While we are watching the film, as a viewer we ask ourselves many questions. We can like Hamid and still be afraid that he's making a huge mistake. We are not used to that because in a lot of movies the character is always right, and this is a big lie in narrative storytelling. But I wanted the viewer to, at least once in Ghost Trail, ask whether Hamid is totally out of his mind, and he's on the wrong track?

You still empathise with him, because you can understand why he's acting like that. But my goal was to connect the camera to Hamid, and it never lets us see more than he is able to see. For example, if he's far away from someone he's following, then we are.

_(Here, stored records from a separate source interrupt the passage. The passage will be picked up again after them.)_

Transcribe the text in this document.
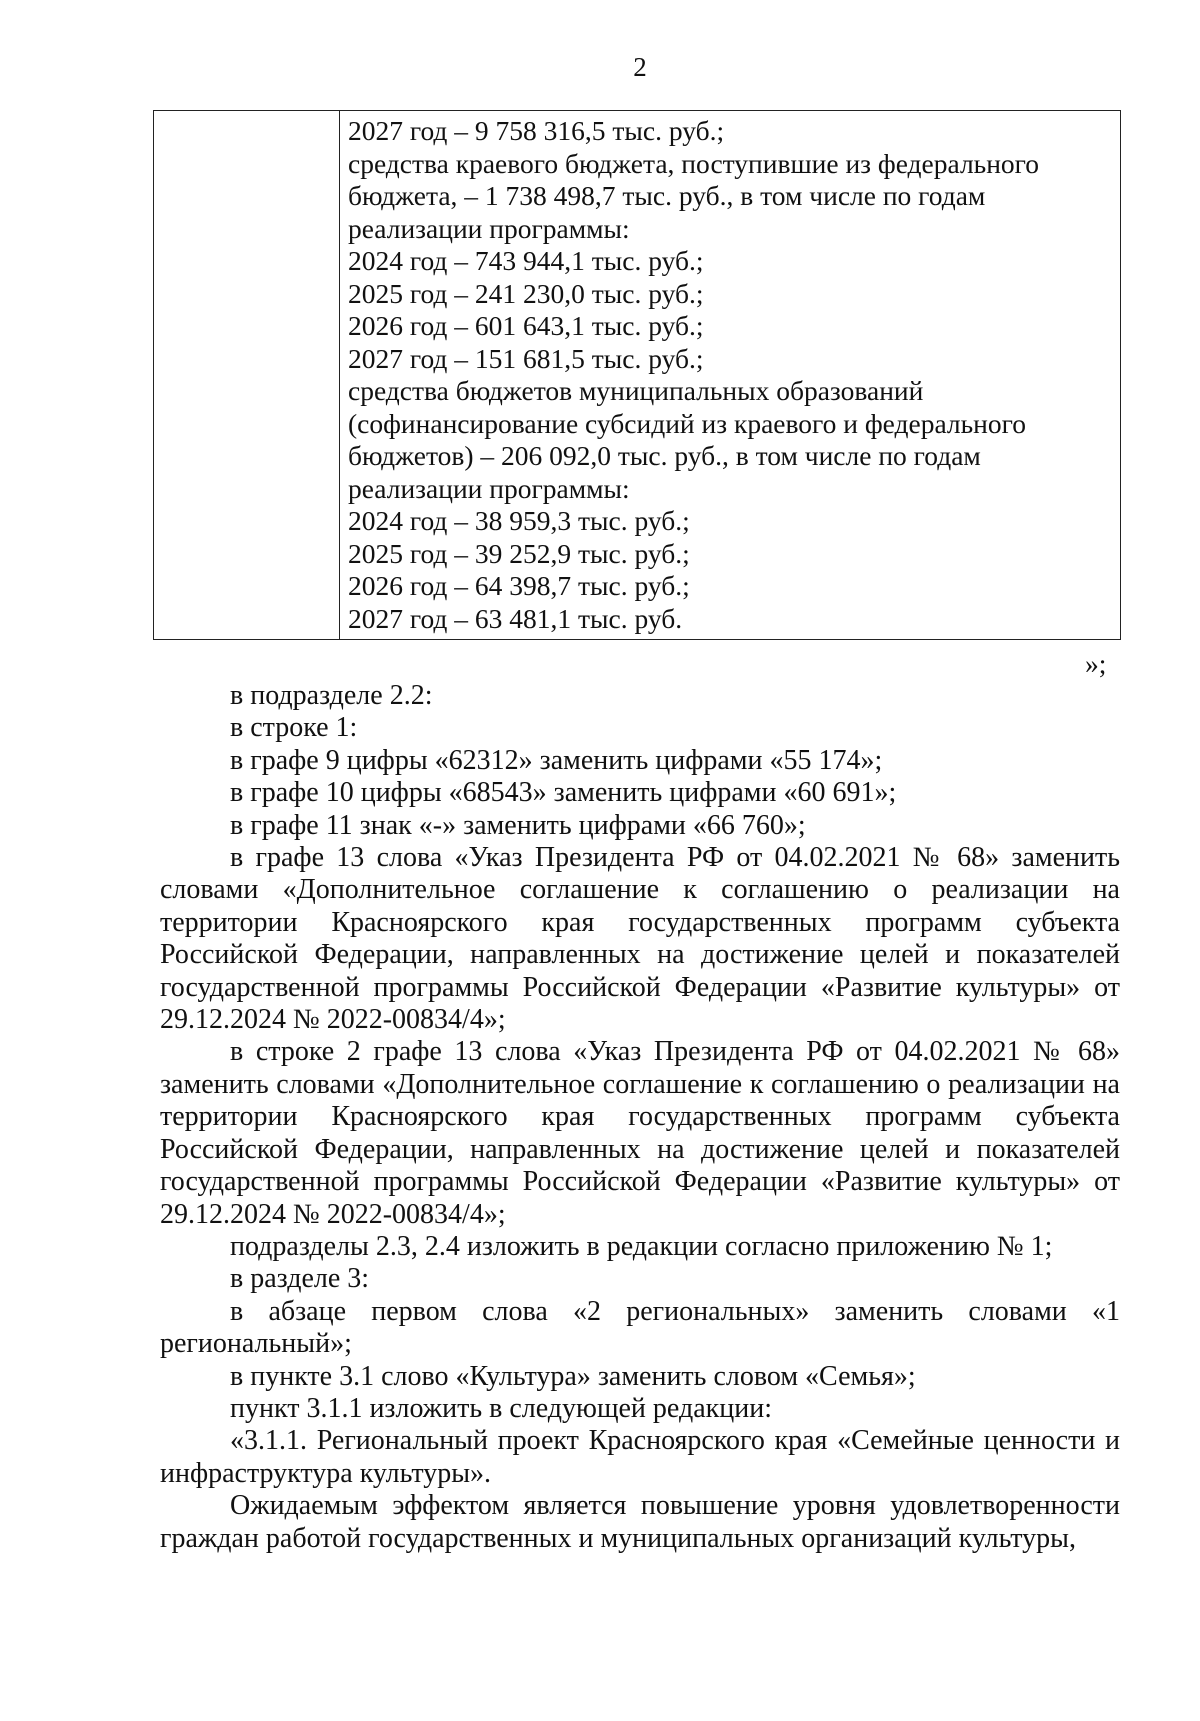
2

2027 год – 9 758 316,5 тыс. руб.;
средства краевого бюджета, поступившие из федерального
бюджета, – 1 738 498,7 тыс. руб., в том числе по годам
реализации программы:
2024 год – 743 944,1 тыс. руб.;
2025 год – 241 230,0 тыс. руб.;
2026 год – 601 643,1 тыс. руб.;
2027 год – 151 681,5 тыс. руб.;
средства бюджетов муниципальных образований
(софинансирование субсидий из краевого и федерального
бюджетов) – 206 092,0 тыс. руб., в том числе по годам
реализации программы:
2024 год – 38 959,3 тыс. руб.;
2025 год – 39 252,9 тыс. руб.;
2026 год – 64 398,7 тыс. руб.;
2027 год – 63 481,1 тыс. руб.
»;

в подразделе 2.2:

в строке 1:

в графе 9 цифры «62312» заменить цифрами «55 174»;

в графе 10 цифры «68543» заменить цифрами «60 691»;

в графе 11 знак «-» заменить цифрами «66 760»;

в графе 13 слова «Указ Президента РФ от 04.02.2021 № 68» заменить словами «Дополнительное соглашение к соглашению о реализации на территории Красноярского края государственных программ субъекта Российской Федерации, направленных на достижение целей и показателей государственной программы Российской Федерации «Развитие культуры» от 29.12.2024 № 2022-00834/4»;

в строке 2 графе 13 слова «Указ Президента РФ от 04.02.2021 № 68» заменить словами «Дополнительное соглашение к соглашению о реализации на территории Красноярского края государственных программ субъекта Российской Федерации, направленных на достижение целей и показателей государственной программы Российской Федерации «Развитие культуры» от 29.12.2024 № 2022-00834/4»;

подразделы 2.3, 2.4 изложить в редакции согласно приложению № 1;

в разделе 3:

в абзаце первом слова «2 региональных» заменить словами «1 региональный»;

в пункте 3.1 слово «Культура» заменить словом «Семья»;

пункт 3.1.1 изложить в следующей редакции:

«3.1.1. Региональный проект Красноярского края «Семейные ценности и инфраструктура культуры».

Ожидаемым эффектом является повышение уровня удовлетворенности граждан работой государственных и муниципальных организаций культуры,
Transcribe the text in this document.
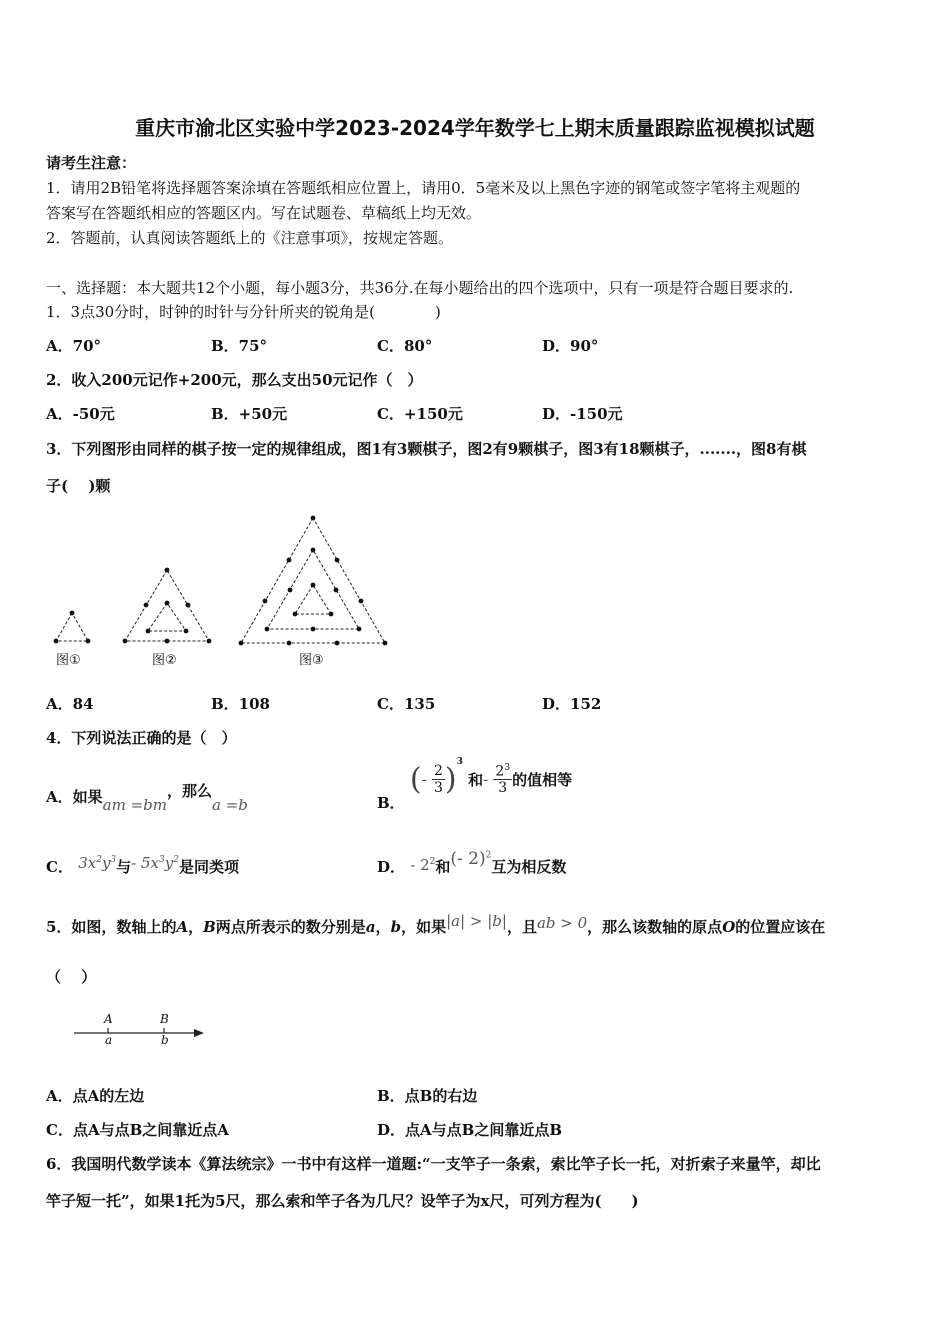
重庆市渝北区实验中学2023-2024学年数学七上期末质量跟踪监视模拟试题
请考生注意：
1．请用2B铅笔将选择题答案涂填在答题纸相应位置上，请用0．5毫米及以上黑色字迹的钢笔或签字笔将主观题的
答案写在答题纸相应的答题区内。写在试题卷、草稿纸上均无效。
2．答题前，认真阅读答题纸上的《注意事项》，按规定答题。
一、选择题：本大题共12个小题，每小题3分，共36分.在每小题给出的四个选项中，只有一项是符合题目要求的.
1．3点30分时，时钟的时针与分针所夹的锐角是(　　　　)
A．70°	B．75°	C．80°	D．90°
2．收入200元记作+200元，那么支出50元记作（　）
A．-50元	B．+50元	C．+150元	D．-150元
3．下列图形由同样的棋子按一定的规律组成，图1有3颗棋子，图2有9颗棋子，图3有18颗棋子，.......，图8有棋
子(　 )颗
图①	图②	图③
A．84	B．108	C．135	D．152
4．下列说法正确的是（　）
A．如果am =bm，那么a =b	B． (- $\frac{2}{3} )^3$ 和- $\frac{2^3}{3}$ 的值相等
C． $3x^2y^3$与- $5x^3y^2$是同类项	D． - $2^2$和(- 2)$^2$互为相反数
5．如图，数轴上的A，B两点所表示的数分别是a，b，如果|a| > |b|，且ab > 0，那么该数轴的原点O的位置应该在
（　 ）
A
a
B
b
A．点A的左边	B．点B的右边
C．点A与点B之间靠近点A	D．点A与点B之间靠近点B
6．我国明代数学读本《算法统宗》一书中有这样一道题:“一支竿子一条索，索比竿子长一托，对折索子来量竿，却比
竿子短一托”，如果1托为5尺，那么索和竿子各为几尺？设竿子为x尺，可列方程为(　　)
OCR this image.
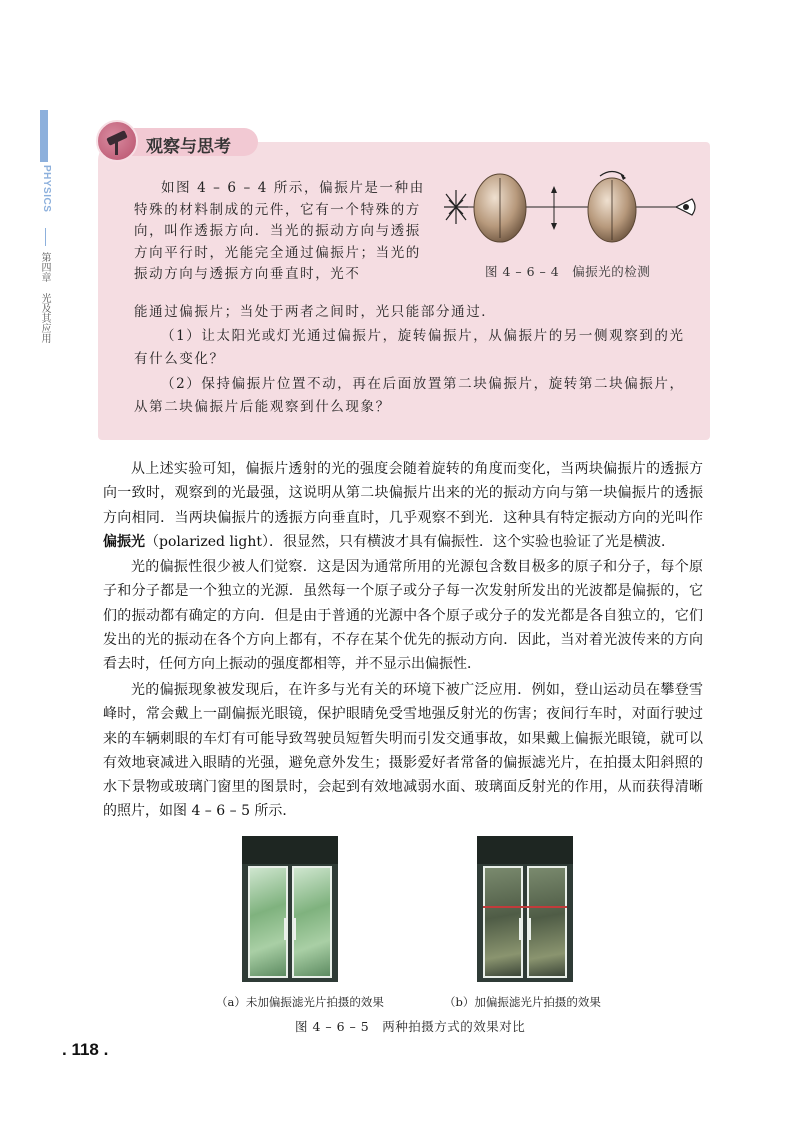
PHYSICS
第四章
光及其应用
观察与思考
如图 4 – 6 – 4 所示，偏振片是一种由特殊的材料制成的元件，它有一个特殊的方向，叫作透振方向．当光的振动方向与透振方向平行时，光能完全通过偏振片；当光的振动方向与透振方向垂直时，光不
能通过偏振片；当处于两者之间时，光只能部分通过．
（1）让太阳光或灯光通过偏振片，旋转偏振片，从偏振片的另一侧观察到的光有什么变化？
（2）保持偏振片位置不动，再在后面放置第二块偏振片，旋转第二块偏振片，从第二块偏振片后能观察到什么现象？
图 4 – 6 – 4　偏振光的检测
从上述实验可知，偏振片透射的光的强度会随着旋转的角度而变化，当两块偏振片的透振方向一致时，观察到的光最强，这说明从第二块偏振片出来的光的振动方向与第一块偏振片的透振方向相同．当两块偏振片的透振方向垂直时，几乎观察不到光．这种具有特定振动方向的光叫作偏振光（polarized light）．很显然，只有横波才具有偏振性．这个实验也验证了光是横波．
光的偏振性很少被人们觉察．这是因为通常所用的光源包含数目极多的原子和分子，每个原子和分子都是一个独立的光源．虽然每一个原子或分子每一次发射所发出的光波都是偏振的，它们的振动都有确定的方向．但是由于普通的光源中各个原子或分子的发光都是各自独立的，它们发出的光的振动在各个方向上都有，不存在某个优先的振动方向．因此，当对着光波传来的方向看去时，任何方向上振动的强度都相等，并不显示出偏振性．
光的偏振现象被发现后，在许多与光有关的环境下被广泛应用．例如，登山运动员在攀登雪峰时，常会戴上一副偏振光眼镜，保护眼睛免受雪地强反射光的伤害；夜间行车时，对面行驶过来的车辆刺眼的车灯有可能导致驾驶员短暂失明而引发交通事故，如果戴上偏振光眼镜，就可以有效地衰减进入眼睛的光强，避免意外发生；摄影爱好者常备的偏振滤光片，在拍摄太阳斜照的水下景物或玻璃门窗里的图景时，会起到有效地减弱水面、玻璃面反射光的作用，从而获得清晰的照片，如图 4 – 6 – 5 所示．
（a）未加偏振滤光片拍摄的效果	（b）加偏振滤光片拍摄的效果
图 4 – 6 – 5　两种拍摄方式的效果对比
. 118 .
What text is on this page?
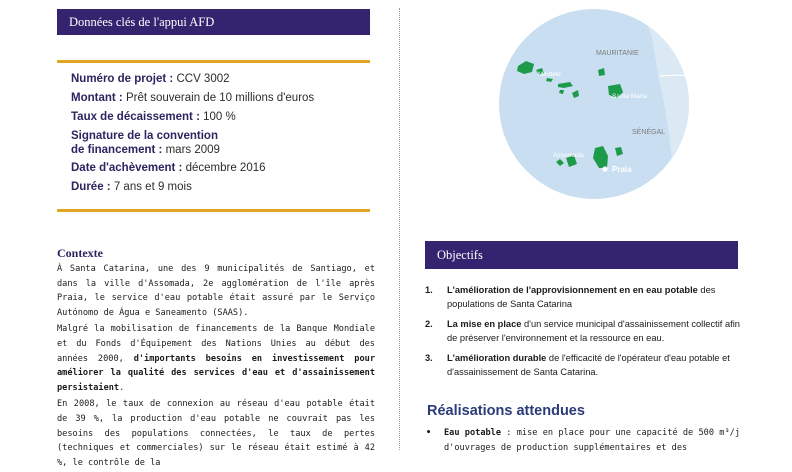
Données clés de l'appui AFD
Numéro de projet : CCV 3002
Montant : Prêt souverain de 10 millions d'euros
Taux de décaissement : 100 %
Signature de la convention
de financement : mars 2009
Date d'achèvement : décembre 2016
Durée : 7 ans et 9 mois
MAURITANIE
Mindelo
Santa Maria
SÉNÉGAL
Assomada
Praia
Contexte

À Santa Catarina, une des 9 municipalités de Santiago, et dans la ville d'Assomada, 2e agglomération de l'île après Praia, le service d'eau potable était assuré par le Serviço Autónomo de Água e Saneamento (SAAS).

Malgré la mobilisation de financements de la Banque Mondiale et du Fonds d'Équipement des Nations Unies au début des années 2000, d'importants besoins en investissement pour améliorer la qualité des services d'eau et d'assainissement persistaient.

En 2008, le taux de connexion au réseau d'eau potable était de 39 %, la production d'eau potable ne couvrait pas les besoins des populations connectées, le taux de pertes (techniques et commerciales) sur le réseau était estimé à 42 %, le contrôle de la

Objectifs
1.	L'amélioration de l'approvisionnement en en eau potable des populations de Santa Catarina
2.	La mise en place d'un service municipal d'assainissement collectif afin de préserver l'environnement et la ressource en eau.
3.	L'amélioration durable de l'efficacité de l'opérateur d'eau potable et d'assainissement de Santa Catarina.
Réalisations attendues
• Eau potable : mise en place pour une capacité de 500 m³/j d'ouvrages de production supplémentaires et des
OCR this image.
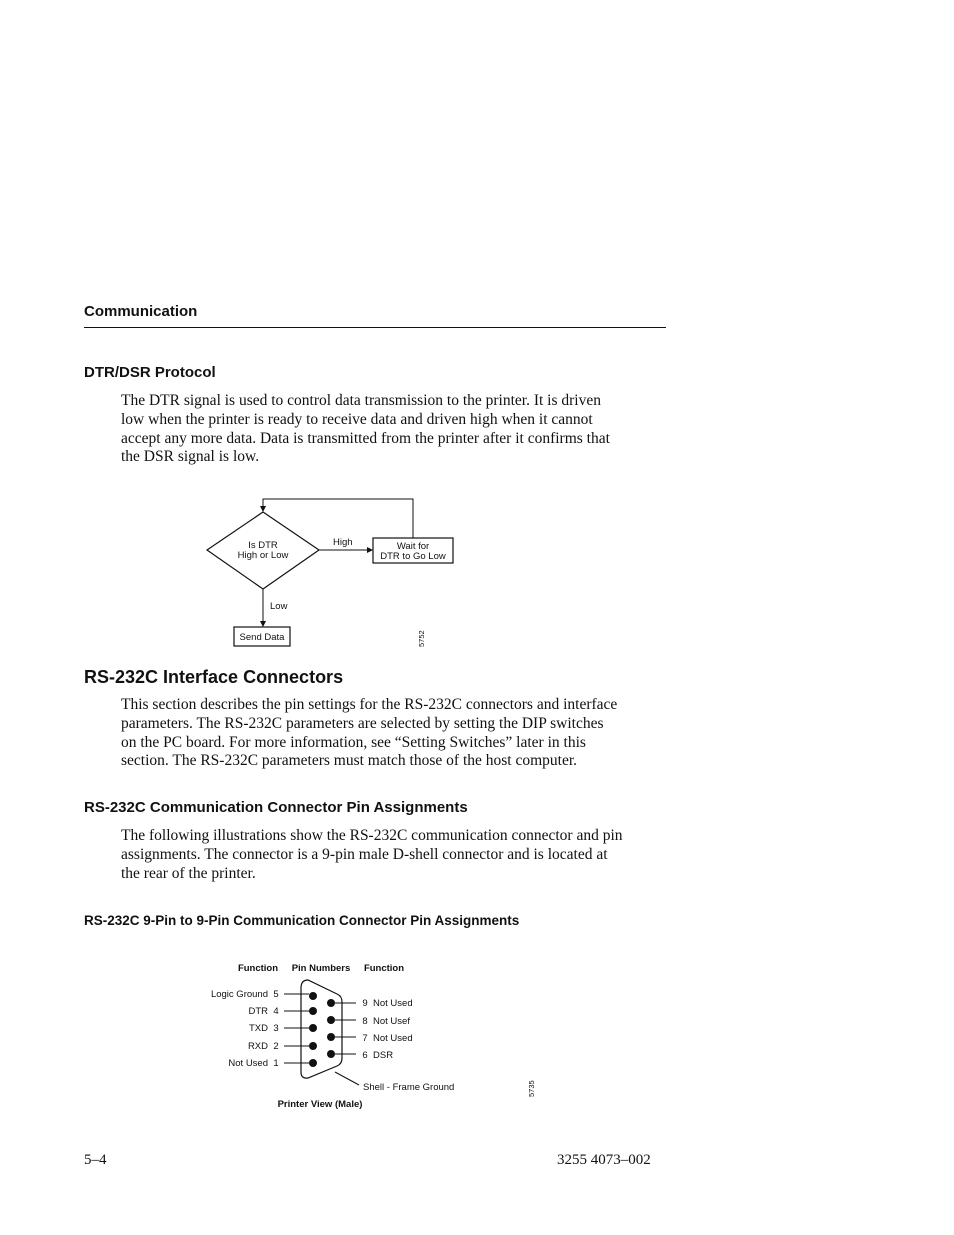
Communication
DTR/DSR Protocol
The DTR signal is used to control data transmission to the printer. It is driven
low when the printer is ready to receive data and driven high when it cannot
accept any more data. Data is transmitted from the printer after it confirms that
the DSR signal is low.
Is DTR
High or Low
High	Wait for
DTR to Go Low
Low
Send Data	5752
RS-232C Interface Connectors
This section describes the pin settings for the RS-232C connectors and interface
parameters. The RS-232C parameters are selected by setting the DIP switches
on the PC board. For more information, see “Setting Switches” later in this
section. The RS-232C parameters must match those of the host computer.
RS-232C Communication Connector Pin Assignments
The following illustrations show the RS-232C communication connector and pin
assignments. The connector is a 9-pin male D-shell connector and is located at
the rear of the printer.
RS-232C 9-Pin to 9-Pin Communication Connector Pin Assignments
Function Pin Numbers Function
Logic Ground 5
DTR 4
TXD 3
RXD 2
Not Used 1
9 Not Used
8 Not Usef
7 Not Used
6 DSR
Shell - Frame Ground
Printer View (Male)
5735
5–4	3255 4073–002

And the closer Hamid is, the closer the camera is.

PR: Ghost Trail is a timely film because it's about interrogating what we think we know or want to believe. Right now, we're living through a period of heightened misinformation and fake news.

JM: I'm more interested in doubts and questions than in the truth — whatever that truth is in the end. I wanted to work on the journey you'll have as a viewer, and I like the idea that things are more complex than what you think they are.

To talk about Middle Eastern geopolitics especially, I want to explain to viewers that everything is complex, and time is needed to be sure about who someone is and what's at stake for everyone.

So, in the editing room, it took months working on these different steps of the journey for the viewers. It was really about pulling the mind of the viewer from one place to another. Also, to let Hamid have time and space with all of his thoughts, and to give the viewer this space too.

Ghost Trail opens theatrically in New York and Los Angeles on 30 May.